The adult percentage of smokers has disappointingly remained about 20% over the last five years. In response, the FDA released its newest warning labels for cigarette packages. According to the new regulations, at least half of the package must be covered by the warning. Perhaps most striking are the depictions you see below of what prolonged cigarette smoking can bring about. As important as I think it is for consumers to have the most candid information possible about tobacco use, I’m impressed at how graphic they are.
However, R.J. Reynolds and Philip Morris, the nation’s largest cigarette manufactures, have responded with letters to the FDA alleging that the new regulations violate their first amendment rights. The gist of their argument is that, by forcing them to portray these large, graphic depictions, the government is, in essence, forcing them to speak.

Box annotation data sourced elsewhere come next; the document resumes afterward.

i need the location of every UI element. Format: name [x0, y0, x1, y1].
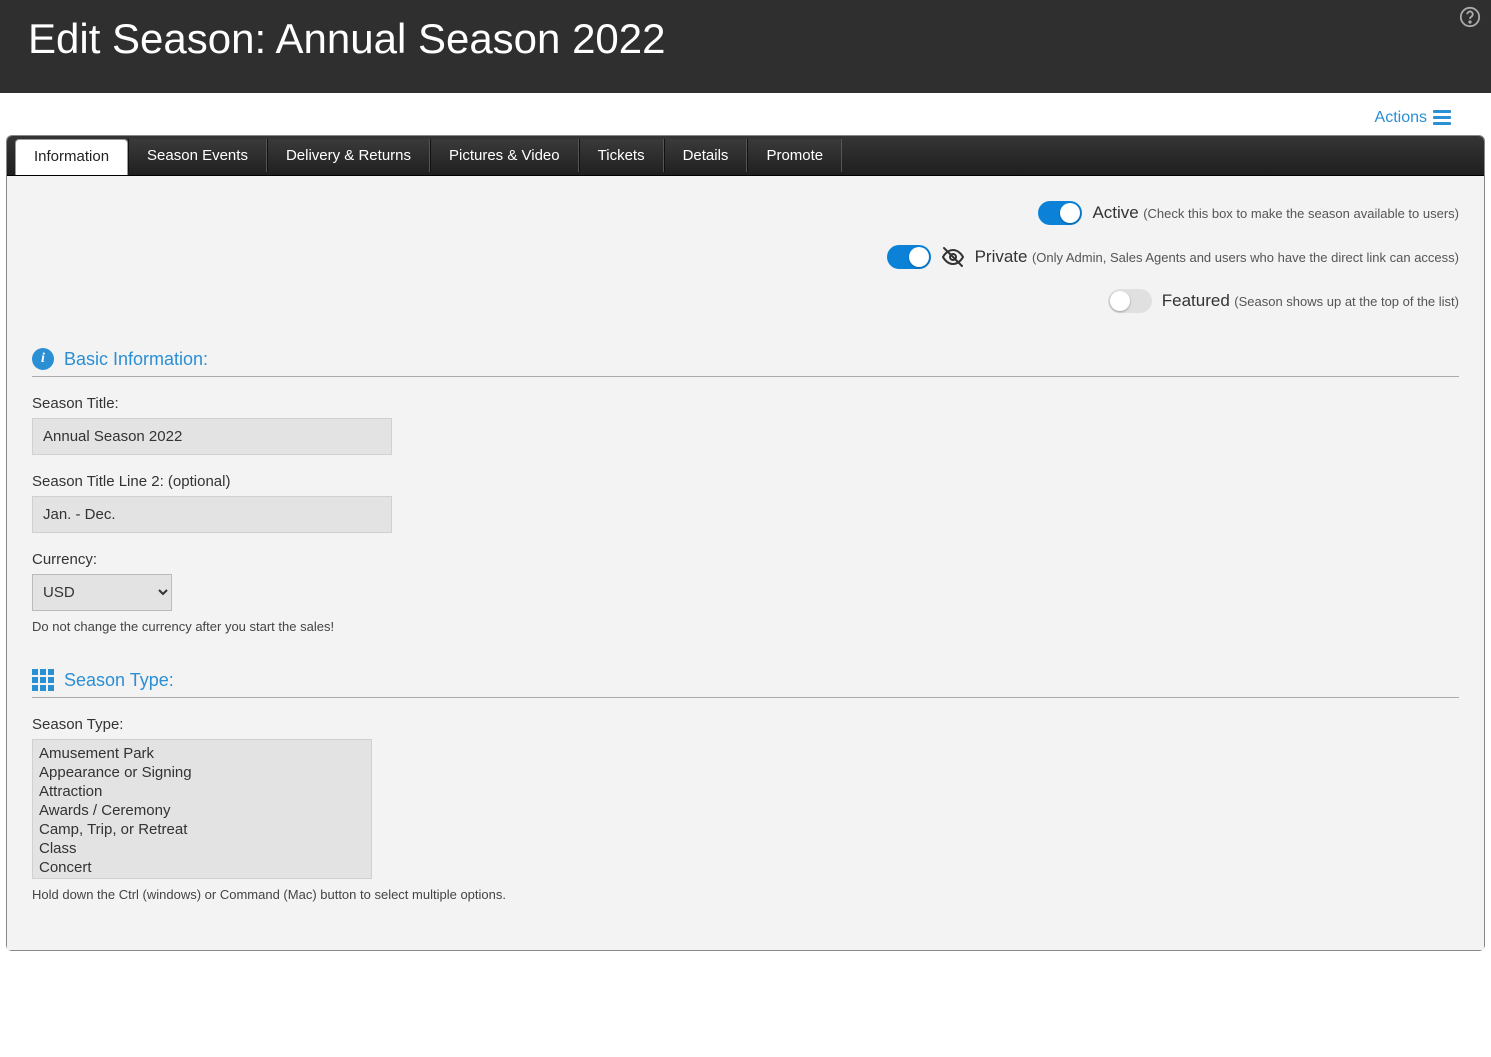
season-type-multiselect[interactable]: Amusement Park Appearance or Signing Att…: [32, 739, 372, 879]
eye-slash-icon: [941, 245, 965, 269]
currency-select[interactable]: USD: [32, 574, 172, 611]
season-type-option[interactable]: Amusement Park: [39, 744, 365, 763]
tab-bar: Information Season Events Delivery & Ret…: [7, 136, 1484, 176]
season-type-option[interactable]: Class: [39, 839, 365, 858]
toggle-private[interactable]: [887, 245, 931, 269]
toggle-active[interactable]: [1038, 201, 1082, 225]
tab-season-events[interactable]: Season Events: [128, 139, 267, 172]
field-season-title-2: Season Title Line 2: (optional): [32, 473, 1459, 533]
season-type-option[interactable]: Awards / Ceremony: [39, 801, 365, 820]
season-type-option[interactable]: Camp, Trip, or Retreat: [39, 820, 365, 839]
toggle-featured-label: Featured (Season shows up at the top of …: [1162, 291, 1459, 311]
toggle-active-row: Active (Check this box to make the seaso…: [32, 201, 1459, 225]
field-season-type: Season Type: Amusement Park Appearance o…: [32, 716, 1459, 902]
hamburger-icon: [1433, 111, 1451, 125]
season-type-option[interactable]: Conference: [39, 877, 365, 879]
season-title-label: Season Title:: [32, 395, 1459, 412]
tab-information[interactable]: Information: [15, 139, 128, 175]
help-icon[interactable]: [1459, 6, 1481, 34]
actions-menu-button[interactable]: Actions: [1375, 109, 1451, 127]
season-title-2-label: Season Title Line 2: (optional): [32, 473, 1459, 490]
info-icon: i: [32, 348, 54, 370]
page-header: Edit Season: Annual Season 2022: [0, 0, 1491, 93]
season-type-option[interactable]: Appearance or Signing: [39, 763, 365, 782]
tab-pictures-video[interactable]: Pictures & Video: [430, 139, 579, 172]
tab-content: Active (Check this box to make the seaso…: [7, 176, 1484, 950]
actions-bar: Actions: [0, 93, 1491, 135]
field-season-title: Season Title:: [32, 395, 1459, 455]
section-type-title: Season Type:: [64, 670, 174, 691]
toggle-featured[interactable]: [1108, 289, 1152, 313]
tab-promote[interactable]: Promote: [747, 139, 842, 172]
section-basic-header: i Basic Information:: [32, 348, 1459, 377]
section-type-header: Season Type:: [32, 669, 1459, 698]
toggle-private-label: Private (Only Admin, Sales Agents and us…: [975, 247, 1459, 267]
tab-delivery-returns[interactable]: Delivery & Returns: [267, 139, 430, 172]
season-title-input[interactable]: [32, 418, 392, 455]
page-title: Edit Season: Annual Season 2022: [28, 15, 1463, 63]
field-currency: Currency: USD Do not change the currency…: [32, 551, 1459, 634]
toggle-active-label: Active (Check this box to make the seaso…: [1092, 203, 1459, 223]
actions-label: Actions: [1375, 109, 1427, 127]
main-panel: Information Season Events Delivery & Ret…: [6, 135, 1485, 951]
season-type-option[interactable]: Attraction: [39, 782, 365, 801]
section-basic-title: Basic Information:: [64, 349, 208, 370]
season-type-hint: Hold down the Ctrl (windows) or Command …: [32, 887, 1459, 902]
season-type-option[interactable]: Concert: [39, 858, 365, 877]
season-type-label: Season Type:: [32, 716, 1459, 733]
tab-tickets[interactable]: Tickets: [579, 139, 664, 172]
grid-icon: [32, 669, 54, 691]
season-title-2-input[interactable]: [32, 496, 392, 533]
toggle-private-row: Private (Only Admin, Sales Agents and us…: [32, 245, 1459, 269]
currency-warning: Do not change the currency after you sta…: [32, 619, 1459, 634]
currency-label: Currency:: [32, 551, 1459, 568]
toggle-featured-row: Featured (Season shows up at the top of …: [32, 289, 1459, 313]
tab-details[interactable]: Details: [664, 139, 748, 172]
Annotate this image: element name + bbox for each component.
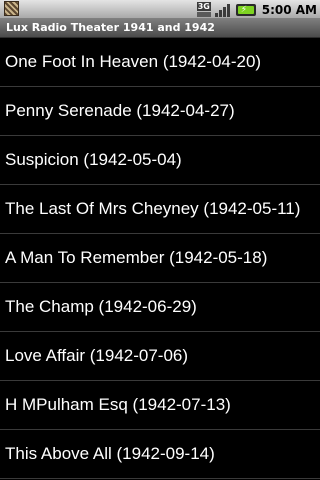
- episode-title: Penny Serenade (1942-04-27): [5, 101, 235, 120]
- list-item[interactable]: This Above All (1942-09-14): [0, 430, 320, 479]
- list-item[interactable]: One Foot In Heaven (1942-04-20): [0, 38, 320, 87]
- app-title: Lux Radio Theater 1941 and 1942: [6, 21, 215, 34]
- list-item[interactable]: A Man To Remember (1942-05-18): [0, 234, 320, 283]
- list-item[interactable]: H MPulham Esq (1942-07-13): [0, 381, 320, 430]
- list-item[interactable]: Love Affair (1942-07-06): [0, 332, 320, 381]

Of course, like many constitutional issues, your opinion will largely depend on how you frame the issue. If you frame it as being whether the government can force a private company to display its message on the company’s products, that’s a no-brainer no. If you frame it as being whether the government can require warning labels on a company’s products, well that’s a no-brainer yes. So how do we classify this? Is there a constitutionally meaningful difference between a warning label with no pictures and a warning label with pictures? Is there a constitutionally meaningful difference between a warning label that takes up 10% of a package and one that takes up 50%? Are we going to say that a warning label is constitutional as long as there are no pictures? That seems a bit arbitrary. Are we going to say that a warning label with pictures is constitutional as long as they are not graphic? My reaction to that is that these pictures are doing exactly what the words were intended to do: warn consumers about the dangers of tobacco use. The only difference is these do it much better.
Therefore, I’m inclined then to accept the FDA’s new regulations as well within the commerce clause. This one will be interesting to follow as I suspect a lawsuit may be following.